Members of Kingman’s business community are organizing a campaign to recall Kingman City Council member Travis Lingenfelter. The group is working to develop its platform in seeking Lingenfelter’s ouster from office, but it is clear that the impetus is rooted in Lingenfelter’s ongoing battle with the Kingman Airport Authority (KAA) on asset management matters, and with Mayor Monica Gates over economic development approaches.
Kristi Turman has assumed a lead role in the recall that can’t begin until May 8, when Lingenfelter has served his first six months in office.
“I am a former EDMC chair, I have lived in the community for 17 years. I’ve been active and involved in a number of events to promote our community and I feel, just as a concerned citizen, and voter that the direction Travis is taking us is so far out of bounds that he just needs to be removed so that the city can have an opportunity to recover and move forward in a positive light because he is certainly very negative,” Turman said. “I feel that with his brand of negativity that he is not going to be effective in helping grow our community in the way that many of us as business folks feel, and we’d like to maybe give someone else an opportunity to do it better.”
Turman said she and other recall supporters had high hopes when Lingenfelter was first elected, but that they’ve grown disenchanted and now believe that he is dividing the community and holding back its progress. She said Lingenfelter has unfairly distorted Airport Authority issues and attacked members of the business community.
Turman said she expects Lingenfelter will claim that the Airport Authority is orchestrating the recall, and she said that’s not the case.
“I’ve been in contact with many people in the business community that have no connection to the Airport Authority (who support the recall). Undoubtedly, there are folks that have connections to the Airport Authority that feel the same way.”
Turman said Lingenfelter can do everyone a favor by resigning.
“That would be great. That’s the goal. It’s going to be expensive for a recall to occur. We’d love to save the city money,” she said. “Either way, whether it’s through recall or through him stepping down with the realization that the community is not going to stand for his negativity and his improper representation of the city. We would like that (resignation) to occur.”
Should the recall be formally initiated, proponents would have 120 days to gather the 418 valid signatures that would be necessary to qualify the question for the ballot.
Travis Lingenfelter was sent an email and a text inviting him to call to conduct a telephone interview concerning the recall movement. He instead responded in a lengthy text. That text, copied verbatim, is provided here:
This nastiness by a small minority group which are loyal to the Kingman Airport Authority and protecting their own interests, represents nothing but bullying tactics being used to stifle the right of free speech and political dissent, rather than to protect it, as a majority of Kingman’s citizens take pride in protecting.

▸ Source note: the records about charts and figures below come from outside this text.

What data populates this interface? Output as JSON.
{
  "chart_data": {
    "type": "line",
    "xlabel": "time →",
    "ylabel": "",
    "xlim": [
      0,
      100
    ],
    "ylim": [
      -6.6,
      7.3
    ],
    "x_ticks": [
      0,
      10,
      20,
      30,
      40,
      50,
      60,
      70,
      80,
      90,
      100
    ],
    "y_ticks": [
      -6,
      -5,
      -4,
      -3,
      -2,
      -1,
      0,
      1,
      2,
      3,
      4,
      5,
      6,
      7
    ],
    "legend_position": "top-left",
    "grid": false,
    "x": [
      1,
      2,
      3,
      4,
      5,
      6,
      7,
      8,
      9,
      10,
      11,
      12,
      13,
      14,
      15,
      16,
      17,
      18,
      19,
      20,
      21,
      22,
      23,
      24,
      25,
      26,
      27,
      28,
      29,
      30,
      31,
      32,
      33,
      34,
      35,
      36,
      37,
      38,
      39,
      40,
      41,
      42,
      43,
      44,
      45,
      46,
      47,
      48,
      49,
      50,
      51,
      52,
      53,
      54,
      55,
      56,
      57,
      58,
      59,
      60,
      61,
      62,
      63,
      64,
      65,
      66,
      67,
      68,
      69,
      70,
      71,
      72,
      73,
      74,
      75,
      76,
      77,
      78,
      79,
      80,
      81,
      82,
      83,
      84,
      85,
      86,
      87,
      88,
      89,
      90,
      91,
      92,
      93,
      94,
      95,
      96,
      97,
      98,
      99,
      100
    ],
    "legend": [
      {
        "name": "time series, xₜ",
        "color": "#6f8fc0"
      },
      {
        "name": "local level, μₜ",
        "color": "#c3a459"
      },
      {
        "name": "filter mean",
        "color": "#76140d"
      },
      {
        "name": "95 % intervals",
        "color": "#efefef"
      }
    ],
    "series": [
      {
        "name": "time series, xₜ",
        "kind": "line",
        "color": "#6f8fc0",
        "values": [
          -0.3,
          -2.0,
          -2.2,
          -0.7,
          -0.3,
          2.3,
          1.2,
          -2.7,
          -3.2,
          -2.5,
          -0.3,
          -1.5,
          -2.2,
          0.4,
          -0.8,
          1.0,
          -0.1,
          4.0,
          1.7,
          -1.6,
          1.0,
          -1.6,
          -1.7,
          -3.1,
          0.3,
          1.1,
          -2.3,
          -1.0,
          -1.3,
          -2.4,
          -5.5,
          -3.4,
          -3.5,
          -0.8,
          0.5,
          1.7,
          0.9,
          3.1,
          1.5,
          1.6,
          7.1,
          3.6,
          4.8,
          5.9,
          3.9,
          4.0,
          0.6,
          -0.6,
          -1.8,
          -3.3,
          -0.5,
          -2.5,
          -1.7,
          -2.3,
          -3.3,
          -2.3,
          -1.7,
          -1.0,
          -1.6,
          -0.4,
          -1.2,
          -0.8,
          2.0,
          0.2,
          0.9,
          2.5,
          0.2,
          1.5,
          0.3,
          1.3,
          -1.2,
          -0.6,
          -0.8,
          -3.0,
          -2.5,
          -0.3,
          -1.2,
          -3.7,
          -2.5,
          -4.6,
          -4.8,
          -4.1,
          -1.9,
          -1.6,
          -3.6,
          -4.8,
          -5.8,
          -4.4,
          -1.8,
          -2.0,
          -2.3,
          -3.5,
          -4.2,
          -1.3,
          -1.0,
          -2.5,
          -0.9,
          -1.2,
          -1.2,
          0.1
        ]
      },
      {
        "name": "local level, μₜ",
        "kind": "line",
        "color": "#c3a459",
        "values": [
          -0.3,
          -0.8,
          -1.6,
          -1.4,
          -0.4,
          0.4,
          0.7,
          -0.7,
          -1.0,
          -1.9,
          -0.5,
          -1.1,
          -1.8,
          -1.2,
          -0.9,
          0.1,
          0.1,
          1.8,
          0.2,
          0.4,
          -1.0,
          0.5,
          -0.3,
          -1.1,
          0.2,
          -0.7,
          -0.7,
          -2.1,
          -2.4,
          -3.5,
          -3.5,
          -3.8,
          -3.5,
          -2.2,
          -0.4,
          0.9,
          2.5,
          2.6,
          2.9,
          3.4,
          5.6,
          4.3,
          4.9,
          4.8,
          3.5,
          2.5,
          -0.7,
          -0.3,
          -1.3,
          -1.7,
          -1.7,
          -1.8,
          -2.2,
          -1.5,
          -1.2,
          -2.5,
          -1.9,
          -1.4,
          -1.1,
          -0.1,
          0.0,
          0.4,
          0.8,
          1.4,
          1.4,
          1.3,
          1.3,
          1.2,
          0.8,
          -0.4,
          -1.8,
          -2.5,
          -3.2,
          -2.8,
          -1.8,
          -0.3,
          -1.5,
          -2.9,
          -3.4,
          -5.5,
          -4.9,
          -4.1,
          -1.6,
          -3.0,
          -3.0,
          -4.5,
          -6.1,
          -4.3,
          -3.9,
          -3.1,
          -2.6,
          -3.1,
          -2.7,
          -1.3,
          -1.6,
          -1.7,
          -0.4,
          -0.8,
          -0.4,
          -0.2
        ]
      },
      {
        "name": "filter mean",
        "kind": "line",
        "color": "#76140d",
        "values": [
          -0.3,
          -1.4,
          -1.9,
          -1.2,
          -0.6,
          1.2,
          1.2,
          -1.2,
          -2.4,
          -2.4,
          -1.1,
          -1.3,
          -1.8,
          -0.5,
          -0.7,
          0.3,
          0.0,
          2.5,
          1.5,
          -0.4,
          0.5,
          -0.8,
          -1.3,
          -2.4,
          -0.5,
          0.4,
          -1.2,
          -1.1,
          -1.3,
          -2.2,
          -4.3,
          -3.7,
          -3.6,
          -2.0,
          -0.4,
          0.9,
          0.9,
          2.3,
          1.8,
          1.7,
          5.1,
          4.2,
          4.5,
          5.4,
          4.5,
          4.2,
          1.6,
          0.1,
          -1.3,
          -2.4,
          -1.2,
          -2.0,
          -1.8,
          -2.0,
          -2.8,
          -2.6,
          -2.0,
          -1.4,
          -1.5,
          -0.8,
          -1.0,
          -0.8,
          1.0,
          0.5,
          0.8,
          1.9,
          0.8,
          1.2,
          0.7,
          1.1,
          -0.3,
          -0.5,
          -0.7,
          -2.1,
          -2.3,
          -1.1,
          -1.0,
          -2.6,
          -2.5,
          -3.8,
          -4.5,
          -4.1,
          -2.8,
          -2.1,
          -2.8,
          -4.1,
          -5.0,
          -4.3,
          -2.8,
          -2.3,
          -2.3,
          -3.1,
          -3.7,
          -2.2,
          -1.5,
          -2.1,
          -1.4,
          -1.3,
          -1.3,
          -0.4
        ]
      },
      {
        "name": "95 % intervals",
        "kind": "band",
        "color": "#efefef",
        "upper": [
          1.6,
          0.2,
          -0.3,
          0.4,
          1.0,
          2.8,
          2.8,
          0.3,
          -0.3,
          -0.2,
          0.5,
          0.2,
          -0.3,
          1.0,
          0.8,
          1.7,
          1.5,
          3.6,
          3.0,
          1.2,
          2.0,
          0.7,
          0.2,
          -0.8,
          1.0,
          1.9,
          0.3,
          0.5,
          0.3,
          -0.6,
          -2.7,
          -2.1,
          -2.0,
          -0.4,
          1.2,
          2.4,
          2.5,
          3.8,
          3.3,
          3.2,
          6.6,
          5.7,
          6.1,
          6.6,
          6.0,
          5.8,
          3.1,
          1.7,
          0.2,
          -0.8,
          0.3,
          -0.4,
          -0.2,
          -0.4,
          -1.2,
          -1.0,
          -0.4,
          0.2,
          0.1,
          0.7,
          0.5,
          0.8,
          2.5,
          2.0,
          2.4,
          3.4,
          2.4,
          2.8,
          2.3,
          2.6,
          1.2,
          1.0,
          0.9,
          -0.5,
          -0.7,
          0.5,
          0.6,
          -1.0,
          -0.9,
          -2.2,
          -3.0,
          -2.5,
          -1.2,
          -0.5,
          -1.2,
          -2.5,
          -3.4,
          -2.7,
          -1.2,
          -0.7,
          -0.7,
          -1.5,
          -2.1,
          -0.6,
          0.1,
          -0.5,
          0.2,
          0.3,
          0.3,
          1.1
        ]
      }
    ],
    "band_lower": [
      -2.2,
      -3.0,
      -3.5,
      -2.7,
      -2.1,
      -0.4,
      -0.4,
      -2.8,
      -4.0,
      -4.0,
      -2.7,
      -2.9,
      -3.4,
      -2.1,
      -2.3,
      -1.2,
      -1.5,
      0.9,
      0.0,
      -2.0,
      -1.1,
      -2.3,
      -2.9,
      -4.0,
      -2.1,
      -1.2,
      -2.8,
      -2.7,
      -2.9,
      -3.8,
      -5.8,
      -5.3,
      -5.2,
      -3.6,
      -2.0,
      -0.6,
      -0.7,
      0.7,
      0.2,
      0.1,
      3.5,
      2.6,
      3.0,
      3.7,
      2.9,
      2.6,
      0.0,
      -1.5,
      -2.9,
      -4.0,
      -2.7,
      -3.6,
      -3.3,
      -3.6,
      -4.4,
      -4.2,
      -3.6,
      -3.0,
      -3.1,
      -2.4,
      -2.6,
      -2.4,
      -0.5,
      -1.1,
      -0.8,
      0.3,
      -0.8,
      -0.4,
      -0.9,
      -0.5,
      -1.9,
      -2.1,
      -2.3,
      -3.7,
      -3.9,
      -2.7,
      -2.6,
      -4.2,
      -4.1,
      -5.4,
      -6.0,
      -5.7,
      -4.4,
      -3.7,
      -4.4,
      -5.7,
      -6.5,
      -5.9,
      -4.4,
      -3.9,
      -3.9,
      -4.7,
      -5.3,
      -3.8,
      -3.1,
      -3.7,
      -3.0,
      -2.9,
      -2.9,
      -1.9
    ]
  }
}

I am sorry if they don’t like what I have to say on the important issues, but disagreement is simply the exchange of ideas by thinking individuals and a thinking society towards the most beneficial and positive outcomes.
I hope that all of those who voted for me in Kingman are sufficiently offended by this group’s efforts to unethically use government power to muzzle differing political opinions aimed at positive advancement. I hold no animosity toward anyone, and I have no personal agenda against anyone.
I have lived in Kingman all of my life and I am passionate about seeing my hometown prosper. And yet, this small group is determined by any means necessary, to do whatever it takes, to shoot me down and silence political views that differ from their own narrow political views. Including spreading lies, misinformation, and rumors. And encouraging deplorable mudslinging and nasty personal attacks. All because I have a backbone, I ask intelligent yet tough questions, and I will not cave to this minority group’s narrow and self-serving political agenda.
Majority opinions that are shared by the majority of Kingman’s citizens on the subjects of the Kingman Airport Authority and economic development closely mirror my own. We demand positive advancement.
This ridicule of my advocacy for the citizens of Kingman who voted for me, reflects badly on them, not their target. This is an orchestrated diversion to attempt to get their people to focus their attention away from the real work of bringing the necessary advancements to the Kingman Airport Industrial Park, and pushing for things to help the City of Kingman grow.
I am confident that the majority of Kingman’s citizens and voters absolutely will not tolerate this hate baiting, and it will hurt this group next year during the 2018 election.